Dengan berat hati Fayra pun mengiyakan, dan langsung membuka jaket yang tadi gadis itu pakai. Dan sekarang hanya tersisa kaos oblong yang di pakai Fayra.

"Bentar ya sayang bunda lihat dulu, nanti tiba-tiba Aska turun kan bahaya" ucap Hani sedikit bercanda akan bisa mencarikan suasana.

"Iya Bun" jawab Fayra tak lupa senyum yang dia lebarkan untuk Hani.

"Aman, kamu balik badan dulu ya" pinta Hani pada Fayra.

Gadis itu hanya bisa menurut dan berbalik badan memunggungi hani, "bunda buka ya sayang, maaf" ucap Hani tidak enak, "iya Bun" jawab Fayra.
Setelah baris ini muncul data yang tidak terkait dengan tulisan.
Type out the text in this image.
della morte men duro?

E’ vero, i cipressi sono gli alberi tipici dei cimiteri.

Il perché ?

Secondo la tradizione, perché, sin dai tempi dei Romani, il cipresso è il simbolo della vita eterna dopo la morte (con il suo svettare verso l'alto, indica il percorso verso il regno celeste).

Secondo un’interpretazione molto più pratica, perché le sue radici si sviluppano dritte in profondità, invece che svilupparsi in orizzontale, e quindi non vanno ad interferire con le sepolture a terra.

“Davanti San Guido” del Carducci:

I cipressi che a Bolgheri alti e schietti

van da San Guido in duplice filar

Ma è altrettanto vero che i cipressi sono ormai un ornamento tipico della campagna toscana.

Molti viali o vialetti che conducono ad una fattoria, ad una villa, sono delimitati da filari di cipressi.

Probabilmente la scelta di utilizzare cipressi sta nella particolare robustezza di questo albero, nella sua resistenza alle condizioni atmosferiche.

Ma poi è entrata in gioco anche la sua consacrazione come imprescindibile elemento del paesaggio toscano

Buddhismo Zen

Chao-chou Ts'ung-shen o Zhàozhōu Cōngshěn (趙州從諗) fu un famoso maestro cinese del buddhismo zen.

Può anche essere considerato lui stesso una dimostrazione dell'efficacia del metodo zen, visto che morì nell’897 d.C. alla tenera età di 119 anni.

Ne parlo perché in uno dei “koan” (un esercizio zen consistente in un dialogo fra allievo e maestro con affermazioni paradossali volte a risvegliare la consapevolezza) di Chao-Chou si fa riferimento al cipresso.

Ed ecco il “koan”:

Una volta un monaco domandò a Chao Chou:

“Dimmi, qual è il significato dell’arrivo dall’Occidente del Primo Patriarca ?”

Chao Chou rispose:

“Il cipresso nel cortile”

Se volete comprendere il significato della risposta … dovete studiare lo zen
Hani pun langsung menyikap kaos oblong Fayra, Hani langsung menutup mulutnya shock melihat luka di punggung Fayra yang sudah membiru.

"Sayang, kenapa bisa sampai gini?" Tanya Hani panik, "nggak papa Bun" jawab Fayra dan langsung menghadap Hani.

"Kenapa nggak di obatin sayang, itu pasti sakit banget. Ayo ikut bunda biar bunda obatin" ucap Hani dan langsung membawa Fayra masuk ke dalam kamarnya.

Hani pun langsung berdiri dan mengandeng tangan Fayra untuk ikut dengannya. Entahlah sedari tadi memang perasaan Hani sudah tidak enak saat melihat Fayra yang menangis dengan tatapan kosong.

"Kenapa hatiku sakit melihat Fayra dengan keadaan seperti ini," batin Hani dan terus menatap sendu Fayra yang duduk di kasur king size di kamarnya.